Geldern : Amtsgericht gibt 20-Jährigem letzte Chance

Zu einem Jahr und sechs Monaten Jugendarrest wurde ein 20-jähriger Straelener gestern vor dem Amtsgericht verurteilt. Er hatte im Oktober 2010 mit seinem jüngeren Bruder und einem Freund einen jungen Mann in Straelen angegriffen und mehrfach geschlagen. Erst sechs Wochen zuvor, im August des vergangenen Jahres, hatte der 20-Jährige zuletzt vor Gericht gestanden, ebenfalls wegen Körperverletzung. Damals bekam er eine Bewährungsstrafe – und damit die letzte Chance, wie Richterin Angelika Eichholz fand. Ein weiteres Mal war der junge Mann im November 2010 aufgefallen – damals griff er mit einem Freund einen Passanten in Geldern an und schlug so hart zu, dass das Opfer beim Sturz mit dem Hinterkopf auf dem Pflaster aufkam und sich verletzte.

Zeugen haben beide Taten bestätigt. Dem Gericht blieb nur festzustellen, ob der ebenfalls angeklagte 17-jährige Bruder des Straeleners an der ersten Tat beteiligt war. Das Opfer, das vor dem Lokal Zum Tömpke in Straelen geschlagen wurde, hatte bei der Polizei ausgesagt, auch der jüngere Bruder habe ihn angegriffen. Es wurde aber nicht bewiesen, dass der 17-Jährige zugeschlagen hat. Das Opfer erschien trotz Ladung nicht zur Verhandlung.
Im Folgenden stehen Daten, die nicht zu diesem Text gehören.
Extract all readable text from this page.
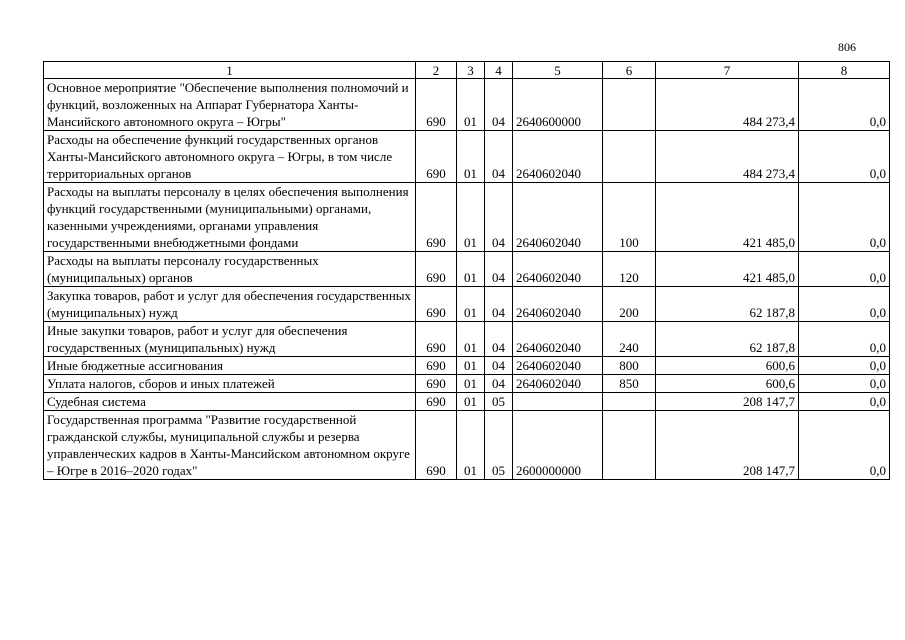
806
1	2	3	4	5	6	7	8
Основное мероприятие "Обеспечение выполнения полномочий и функций, возложенных на Аппарат Губернатора Ханты-Мансийского автономного округа – Югры"	690	01	04	2640600000		484 273,4	0,0
Расходы на обеспечение функций государственных органов Ханты-Мансийского автономного округа – Югры, в том числе территориальных органов	690	01	04	2640602040		484 273,4	0,0
Расходы на выплаты персоналу в целях обеспечения выполнения функций государственными (муниципальными) органами, казенными учреждениями, органами управления государственными внебюджетными фондами	690	01	04	2640602040	100	421 485,0	0,0
Расходы на выплаты персоналу государственных (муниципальных) органов	690	01	04	2640602040	120	421 485,0	0,0
Закупка товаров, работ и услуг для обеспечения государственных (муниципальных) нужд	690	01	04	2640602040	200	62 187,8	0,0
Иные закупки товаров, работ и услуг для обеспечения государственных (муниципальных) нужд	690	01	04	2640602040	240	62 187,8	0,0
Иные бюджетные ассигнования	690	01	04	2640602040	800	600,6	0,0
Уплата налогов, сборов и иных платежей	690	01	04	2640602040	850	600,6	0,0
Судебная система	690	01	05			208 147,7	0,0
Государственная программа "Развитие государственной гражданской службы, муниципальной службы и резерва управленческих кадров в Ханты-Мансийском автономном округе – Югре в 2016–2020 годах"	690	01	05	2600000000		208 147,7	0,0
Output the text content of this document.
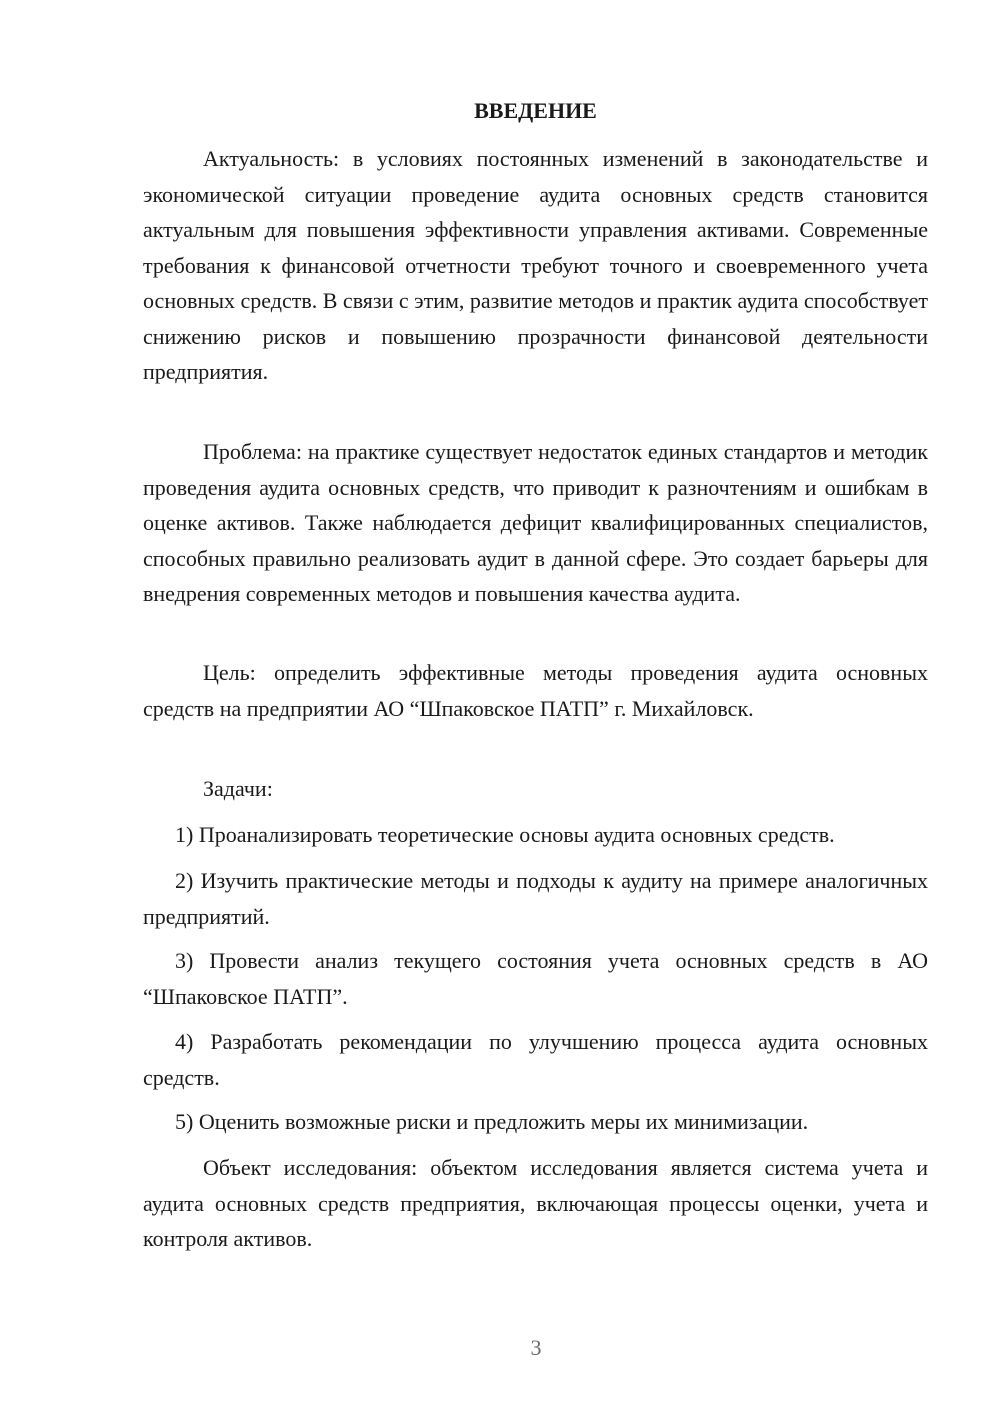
ВВЕДЕНИЕ

Актуальность: в условиях постоянных изменений в законодательстве и экономической ситуации проведение аудита основных средств становится актуальным для повышения эффективности управления активами. Современные требования к финансовой отчетности требуют точного и своевременного учета основных средств. В связи с этим, развитие методов и практик аудита способствует снижению рисков и повышению прозрачности финансовой деятельности предприятия.

Проблема: на практике существует недостаток единых стандартов и методик проведения аудита основных средств, что приводит к разночтениям и ошибкам в оценке активов. Также наблюдается дефицит квалифицированных специалистов, способных правильно реализовать аудит в данной сфере. Это создает барьеры для внедрения современных методов и повышения качества аудита.

Цель: определить эффективные методы проведения аудита основных средств на предприятии АО “Шпаковское ПАТП” г. Михайловск.

Задачи:

1) Проанализировать теоретические основы аудита основных средств.

2) Изучить практические методы и подходы к аудиту на примере аналогичных предприятий.

3) Провести анализ текущего состояния учета основных средств в АО “Шпаковское ПАТП”.

4) Разработать рекомендации по улучшению процесса аудита основных средств.

5) Оценить возможные риски и предложить меры их минимизации.

Объект исследования: объектом исследования является система учета и аудита основных средств предприятия, включающая процессы оценки, учета и контроля активов.

3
Der Straelener, der wegen seiner voran gegangenen Verurteilung auf Bewährung war, wurde zu einem Jahr und sechs Monaten Jugendarrest verurteilt. Richterin Eichholz folgte damit dem Antrag des Staatsanwalts. Die Bewährungshelferin sprach dem Mann zwar eine gute Prognose aus, weil dieser zurzeit eine Qualifizierungsmaßnahme mit Aussicht auf einen Ausbildungsplatz macht. Sie konnte die Richterin aber nicht überzeugen.

Sie entschied gegen eine Bewährung. Eine allerletzte Chance erhielt er trotzdem: Nach Paragraf 57 Jugendgerichtsgesetz bekam er eine "Vorbewährung". Bis zum Haftantritt in rund sechs Monaten kann die Richterin noch Bewährung aussprechen. Damit wollte sie ihm die Chance auf einen Ausbildungsplatz erhalten.